Le encantaba el KPH, no porque tuviera nada especial, sino porque Reggie lo había frecuentado todos esos años atrás. Era un lugar histórico. Deberían tener un letrero que indicara a la clientela que una vez fue el local del asesino más infame del oeste de Londres. No obstante, ¿qué podías esperar de una gente tan ignorante como para echar abajo Rillington Place y destruir todo indicio del célebre emplazamiento?
– No eres muy hablador -le dijo Danila ante un vodka con grosella-. A Kayleigh le gustaría saber si se te ha comido la lengua el gato.
Aquello le recordó desagradablemente a Otto.
– ¿Quién es Kayleigh?
– La chica que hace el turno de tarde en el gimnasio. Es amiga mía. -Al ver que Mix no respondía, ella añadió con entusiasmo (¿o acaso con desesperación?)-: Hoy me han predicho el futuro.
Mix iba a replicar que el tema no le interesaba y que no era más que una sarta de estupideces cuando recordó haber leído que Nerissa frecuentaba a los curanderos, a los adivinos y que tenía un gurú. Además, ahora él también creía a medias en los fantasmas, ¿no?
– Creo que debe de haber algo de cierto en todo eso. Hay muchas cosas que no sabemos, ¿no es verdad? Me refiero a que algunas de ellas resultará que tienen fundamento científico.
– Eso es precisamente lo que yo digo.
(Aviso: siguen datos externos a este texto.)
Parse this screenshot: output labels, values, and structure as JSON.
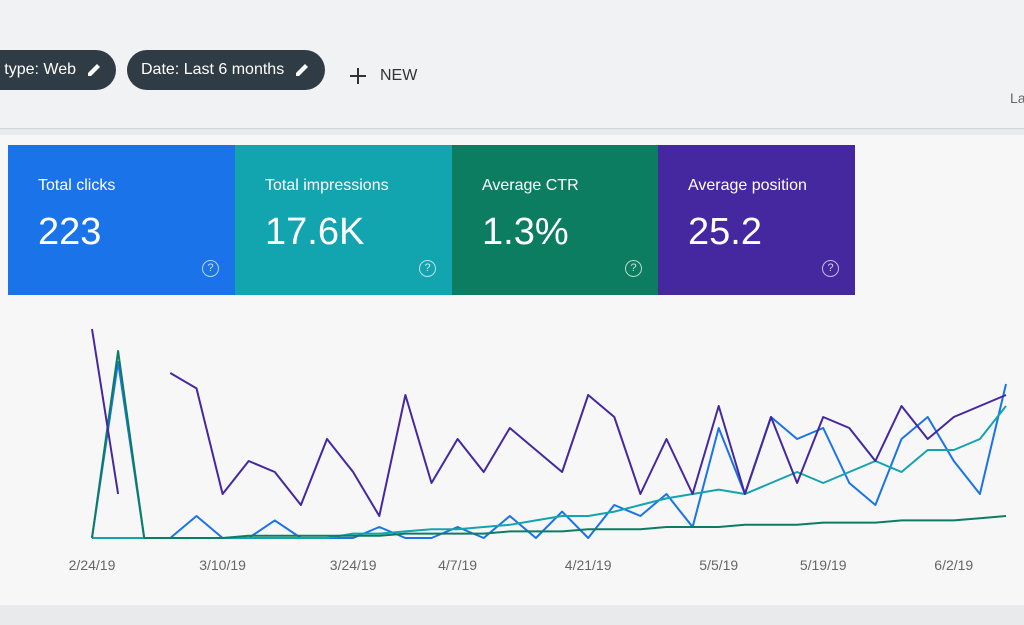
{
  "filters": [
    {
      "label": "type: Web"
    },
    {
      "label": "Date: Last 6 months"
    }
  ],
  "new_button": "NEW",
  "corner_text": "La",
  "chart_data": {
    "type": "line",
    "categories": [
      "2/24/19",
      null,
      null,
      null,
      null,
      "3/10/19",
      null,
      null,
      null,
      null,
      "3/24/19",
      null,
      null,
      null,
      "4/7/19",
      null,
      null,
      null,
      null,
      "4/21/19",
      null,
      null,
      null,
      null,
      "5/5/19",
      null,
      null,
      null,
      "5/19/19",
      null,
      null,
      null,
      null,
      "6/2/19",
      null,
      null
    ],
    "series": [
      {
        "name": "Total clicks",
        "total": "223",
        "color": "#1a73e8",
        "values": [
          0,
          80,
          0,
          0,
          10,
          0,
          0,
          8,
          0,
          0,
          0,
          5,
          0,
          0,
          5,
          0,
          10,
          0,
          12,
          0,
          15,
          10,
          20,
          5,
          50,
          20,
          55,
          45,
          50,
          25,
          15,
          45,
          55,
          35,
          20,
          70
        ]
      },
      {
        "name": "Total impressions",
        "total": "17.6K",
        "color": "#12a4af",
        "values": [
          0,
          0,
          0,
          0,
          0,
          0,
          0,
          0,
          0,
          0,
          2,
          2,
          3,
          4,
          4,
          5,
          6,
          8,
          10,
          10,
          12,
          15,
          18,
          20,
          22,
          20,
          25,
          30,
          25,
          30,
          35,
          30,
          40,
          40,
          45,
          60
        ]
      },
      {
        "name": "Average CTR",
        "total": "1.3%",
        "color": "#0d7d62",
        "values": [
          0,
          85,
          0,
          0,
          0,
          0,
          1,
          1,
          1,
          1,
          1,
          1,
          2,
          2,
          2,
          2,
          3,
          3,
          3,
          4,
          4,
          4,
          5,
          5,
          5,
          6,
          6,
          6,
          7,
          7,
          7,
          8,
          8,
          8,
          9,
          10
        ]
      },
      {
        "name": "Average position",
        "total": "25.2",
        "color": "#4527a0",
        "values": [
          95,
          20,
          null,
          75,
          68,
          20,
          35,
          30,
          15,
          45,
          30,
          10,
          65,
          25,
          45,
          30,
          50,
          40,
          30,
          65,
          55,
          20,
          45,
          20,
          60,
          20,
          55,
          25,
          55,
          50,
          35,
          60,
          45,
          55,
          60,
          65
        ]
      }
    ]
  }
}
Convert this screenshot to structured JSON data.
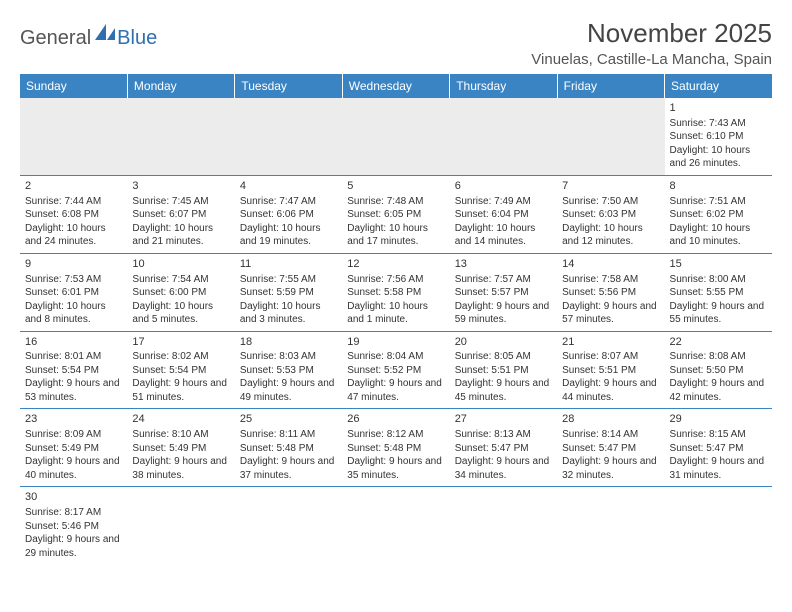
{
  "logo": {
    "text_main": "General",
    "text_accent": "Blue",
    "accent_color": "#2f6fb0",
    "main_color": "#555555"
  },
  "header": {
    "month_title": "November 2025",
    "location": "Vinuelas, Castille-La Mancha, Spain"
  },
  "colors": {
    "header_bg": "#3b84c4",
    "header_text": "#ffffff",
    "rule": "#3b84c4",
    "blank_bg": "#ececec"
  },
  "weekdays": [
    "Sunday",
    "Monday",
    "Tuesday",
    "Wednesday",
    "Thursday",
    "Friday",
    "Saturday"
  ],
  "days": {
    "1": {
      "sunrise": "7:43 AM",
      "sunset": "6:10 PM",
      "daylight": "10 hours and 26 minutes."
    },
    "2": {
      "sunrise": "7:44 AM",
      "sunset": "6:08 PM",
      "daylight": "10 hours and 24 minutes."
    },
    "3": {
      "sunrise": "7:45 AM",
      "sunset": "6:07 PM",
      "daylight": "10 hours and 21 minutes."
    },
    "4": {
      "sunrise": "7:47 AM",
      "sunset": "6:06 PM",
      "daylight": "10 hours and 19 minutes."
    },
    "5": {
      "sunrise": "7:48 AM",
      "sunset": "6:05 PM",
      "daylight": "10 hours and 17 minutes."
    },
    "6": {
      "sunrise": "7:49 AM",
      "sunset": "6:04 PM",
      "daylight": "10 hours and 14 minutes."
    },
    "7": {
      "sunrise": "7:50 AM",
      "sunset": "6:03 PM",
      "daylight": "10 hours and 12 minutes."
    },
    "8": {
      "sunrise": "7:51 AM",
      "sunset": "6:02 PM",
      "daylight": "10 hours and 10 minutes."
    },
    "9": {
      "sunrise": "7:53 AM",
      "sunset": "6:01 PM",
      "daylight": "10 hours and 8 minutes."
    },
    "10": {
      "sunrise": "7:54 AM",
      "sunset": "6:00 PM",
      "daylight": "10 hours and 5 minutes."
    },
    "11": {
      "sunrise": "7:55 AM",
      "sunset": "5:59 PM",
      "daylight": "10 hours and 3 minutes."
    },
    "12": {
      "sunrise": "7:56 AM",
      "sunset": "5:58 PM",
      "daylight": "10 hours and 1 minute."
    },
    "13": {
      "sunrise": "7:57 AM",
      "sunset": "5:57 PM",
      "daylight": "9 hours and 59 minutes."
    },
    "14": {
      "sunrise": "7:58 AM",
      "sunset": "5:56 PM",
      "daylight": "9 hours and 57 minutes."
    },
    "15": {
      "sunrise": "8:00 AM",
      "sunset": "5:55 PM",
      "daylight": "9 hours and 55 minutes."
    },
    "16": {
      "sunrise": "8:01 AM",
      "sunset": "5:54 PM",
      "daylight": "9 hours and 53 minutes."
    },
    "17": {
      "sunrise": "8:02 AM",
      "sunset": "5:54 PM",
      "daylight": "9 hours and 51 minutes."
    },
    "18": {
      "sunrise": "8:03 AM",
      "sunset": "5:53 PM",
      "daylight": "9 hours and 49 minutes."
    },
    "19": {
      "sunrise": "8:04 AM",
      "sunset": "5:52 PM",
      "daylight": "9 hours and 47 minutes."
    },
    "20": {
      "sunrise": "8:05 AM",
      "sunset": "5:51 PM",
      "daylight": "9 hours and 45 minutes."
    },
    "21": {
      "sunrise": "8:07 AM",
      "sunset": "5:51 PM",
      "daylight": "9 hours and 44 minutes."
    },
    "22": {
      "sunrise": "8:08 AM",
      "sunset": "5:50 PM",
      "daylight": "9 hours and 42 minutes."
    },
    "23": {
      "sunrise": "8:09 AM",
      "sunset": "5:49 PM",
      "daylight": "9 hours and 40 minutes."
    },
    "24": {
      "sunrise": "8:10 AM",
      "sunset": "5:49 PM",
      "daylight": "9 hours and 38 minutes."
    },
    "25": {
      "sunrise": "8:11 AM",
      "sunset": "5:48 PM",
      "daylight": "9 hours and 37 minutes."
    },
    "26": {
      "sunrise": "8:12 AM",
      "sunset": "5:48 PM",
      "daylight": "9 hours and 35 minutes."
    },
    "27": {
      "sunrise": "8:13 AM",
      "sunset": "5:47 PM",
      "daylight": "9 hours and 34 minutes."
    },
    "28": {
      "sunrise": "8:14 AM",
      "sunset": "5:47 PM",
      "daylight": "9 hours and 32 minutes."
    },
    "29": {
      "sunrise": "8:15 AM",
      "sunset": "5:47 PM",
      "daylight": "9 hours and 31 minutes."
    },
    "30": {
      "sunrise": "8:17 AM",
      "sunset": "5:46 PM",
      "daylight": "9 hours and 29 minutes."
    }
  },
  "labels": {
    "sunrise_prefix": "Sunrise: ",
    "sunset_prefix": "Sunset: ",
    "daylight_prefix": "Daylight: "
  },
  "grid": {
    "first_day_column": 6,
    "num_days": 30
  }
}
A mí me lee el futuro Madam Shoshana en el gimnasio. Es la jefa, pero también es adivina, tiene toda clase de títulos.
– ¿Y qué te dijo?
– No tienes que reírte. Mi destino está ligado al de un hombre cuyo nombre empieza por ce. Y yo pensé que podría tratarse del tipo que hace las pedicuras en el spa. Se llama Charlie, Charlie Owen.
Mix se echó a reír.
– Podría ser yo.
– Tu nombre empieza por eme.
– Mi apellido no.
– Sí, pero es una ese.
– No, no es así. ¡Si lo sabré yo! Se escribe ce, e, elle, i, ene, i.
Ella lo miró a los ojos.
– Estás de broma.
– ¿Quieres otra copa? -le preguntó Mix.
En el camino de vuelta a Oxford Gardens, Mix compró dos botellas de vino blanco de California en la vinatería, los restos baratos del cajón de las ofertas. Se lo bebieron en la cama de la chica y después Mix no creyó haberse desenvuelto muy bien. Pero ¿qué importaba eso? Los dos estaban borrachos y ella no era la clase de chica con la que sientes que tienes que hacer un buen papel. Frente a la puerta, el suelo y el techo se mecían como las olas del mar, se alzaban, descendían y se agitaban. Mix se dirigió a la escalera agarrado a la barandilla, tropezó, estuvo a punto de caerse de rodillas y la chaqueta se le subió a la nuca. Se la arregló lo mejor que pudo, empezó a bajar y se cruzó con un hombre que subía y que se apartó, encogiéndose inequívocamente cuando percibió su aliento. Otro inquilino, conjeturó su mente embotada, un tipo de Oriente Próximo de rostro cetrino y bigote negro; todos parecían iguales. Mix no volvió la vista atrás y no vio que el tipo recogía una pequeña tarjeta blanca del rellano frente a la habitación de Danila.
Mix se fue a casa arrastrando los pies en medio de la noche húmeda y bochornosa. Un aire más frío tal vez lo hubiera despejado un poco, pero aquello era como un baño templado. Otto volvía a estar en las escaleras, lamiéndose los bigotes como si hubiese estado comiendo algo. Mix encontraba que había algo extraño y quizá desagradable en el hecho de que el gato pasara tanto tiempo allí arriba en las escaleras. Cuando se mudó, esto no ocurría. La antipatía era mutua, por lo tanto no era él lo que atraía al animal. ¿Qué era entonces?